Эмили никак не могла понять, отчего ей нельзя провести у тела мужа все дни напролет до погребения. И что в день похорон гроб с его телом стоял в доме — для прощания — закрытым, и его друзья, семья и родственники не смогли увидеть его в последний раз.
Еще более непостижимым для нее было то, почему никто ни на йоту не отступил от привычного ритуала, чтобы выполнить ее пожелание проститься с мужем так, как хотела она, его жена. Здешние траурные церемонии показались Эмили холодными и бездушными, такими же серыми, как августовский день, когда она провожала своего Генриха на кладбище; такими же непристойными, как казенный ритуал на краю ямы, где захоронили урну с пеплом.

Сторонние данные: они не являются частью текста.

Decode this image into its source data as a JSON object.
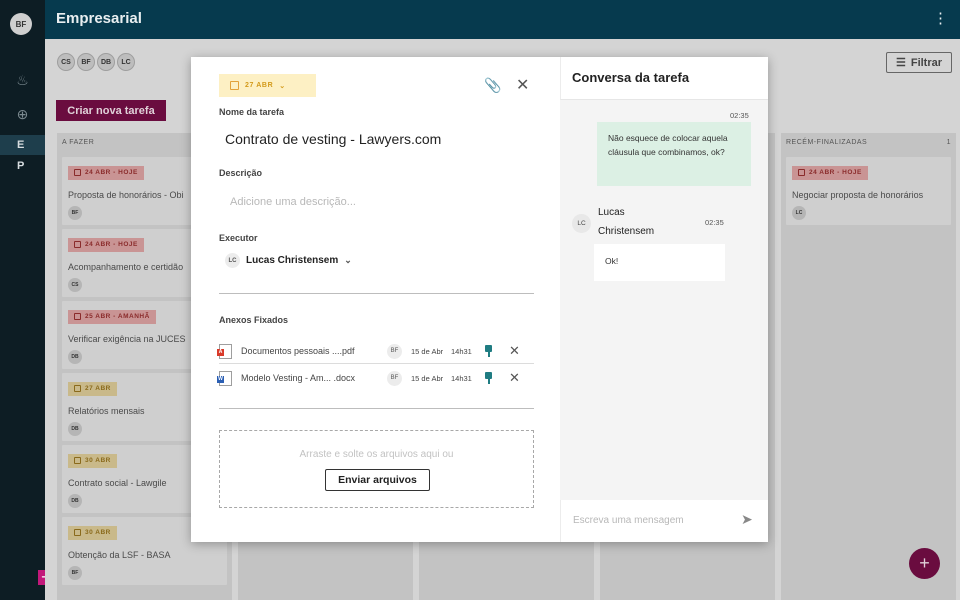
{
  "rail": {
    "avatar": "BF",
    "items": [
      "E",
      "P"
    ]
  },
  "topbar": {
    "title": "Empresarial"
  },
  "users": [
    "CS",
    "BF",
    "DB",
    "LC"
  ],
  "filter_label": "Filtrar",
  "create_task_label": "Criar nova tarefa",
  "columns": [
    {
      "title": "A FAZER",
      "count": "",
      "cards": [
        {
          "due": "24 ABR - HOJE",
          "color": "red",
          "title": "Proposta de honorários - Obi",
          "user": "BF"
        },
        {
          "due": "24 ABR - HOJE",
          "color": "red",
          "title": "Acompanhamento e certidão",
          "user": "CS"
        },
        {
          "due": "25 ABR - AMANHÃ",
          "color": "red",
          "title": "Verificar exigência na JUCES",
          "user": "DB"
        },
        {
          "due": "27 ABR",
          "color": "amber",
          "title": "Relatórios mensais",
          "user": "DB"
        },
        {
          "due": "30 ABR",
          "color": "amber",
          "title": "Contrato social - Lawgile",
          "user": "DB"
        },
        {
          "due": "30 ABR",
          "color": "amber",
          "title": "Obtenção da LSF - BASA",
          "user": "BF"
        }
      ]
    },
    {
      "title": "RECÉM-FINALIZADAS",
      "count": "1",
      "cards": [
        {
          "due": "24 ABR - HOJE",
          "color": "red",
          "title": "Negociar proposta de honorários",
          "user": "LC"
        }
      ]
    }
  ],
  "modal": {
    "due_chip": "27 ABR",
    "task_name_label": "Nome da tarefa",
    "task_name": "Contrato de vesting - Lawyers.com",
    "description_label": "Descrição",
    "description_placeholder": "Adicione uma descrição...",
    "executor_label": "Executor",
    "executor": {
      "initials": "LC",
      "name": "Lucas Christensem"
    },
    "attachments_label": "Anexos Fixados",
    "attachments": [
      {
        "type": "pdf",
        "name": "Documentos pessoais ....pdf",
        "user": "BF",
        "date": "15 de Abr",
        "time": "14h31"
      },
      {
        "type": "docx",
        "name": "Modelo Vesting - Am... .docx",
        "user": "BF",
        "date": "15 de Abr",
        "time": "14h31"
      }
    ],
    "drop_hint": "Arraste e solte os arquivos aqui ou",
    "upload_label": "Enviar arquivos"
  },
  "chat": {
    "title": "Conversa da tarefa",
    "messages": [
      {
        "direction": "out",
        "time": "02:35",
        "text": "Não esquece de colocar aquela cláusula que combinamos, ok?"
      },
      {
        "direction": "in",
        "initials": "LC",
        "sender": "Lucas Christensem",
        "time": "02:35",
        "text": "Ok!"
      }
    ],
    "input_placeholder": "Escreva uma mensagem"
  }
}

Без Генриха дом стал пустым и покинутым, постель тоже. В шкафах лежали его рубашки, висели его костюмы, его пальто… Весь дом был наполнен его присутствием, хотя его уже не было на этом свете. Иногда, забывшись, Эмили звала его или искала, зачастую заглядывая в его курительную комнату, где он обычно позволял себе выкурить одну сигару. Или она вдруг вскакивала — ей чудилось, что она услышала, как он закрывает за собой входную дверь. В комнатах она задыхалась и почти жила на балконе или в саду, а в дом заходила, когда ей хотелось плакать.
Она считала несправедливым, что где-то там, вне ее дома, жизнь течет по-прежнему, а ее маленький мир лежит в руинах. Как могло и дальше каждое утро всходить солнце, как могли ему на смену ночью появляться звезды? Как могли шелестеть на деревьях листья, а цветы — расцветать снова и снова? Она боялась наступления беспощадного дня, заставлявшего ее ежеминутно ощущать потерю; страшилась каждой ночи, мучавшей ее снами, в которых Генрих входил в комнату, смеялся и объяснял, что и несчастный случай, и его смерть были большой ошибкой, на самом же деле он жив и здоров. Наутро она просыпалась разбитой и убеждалась, что это всего лишь сон…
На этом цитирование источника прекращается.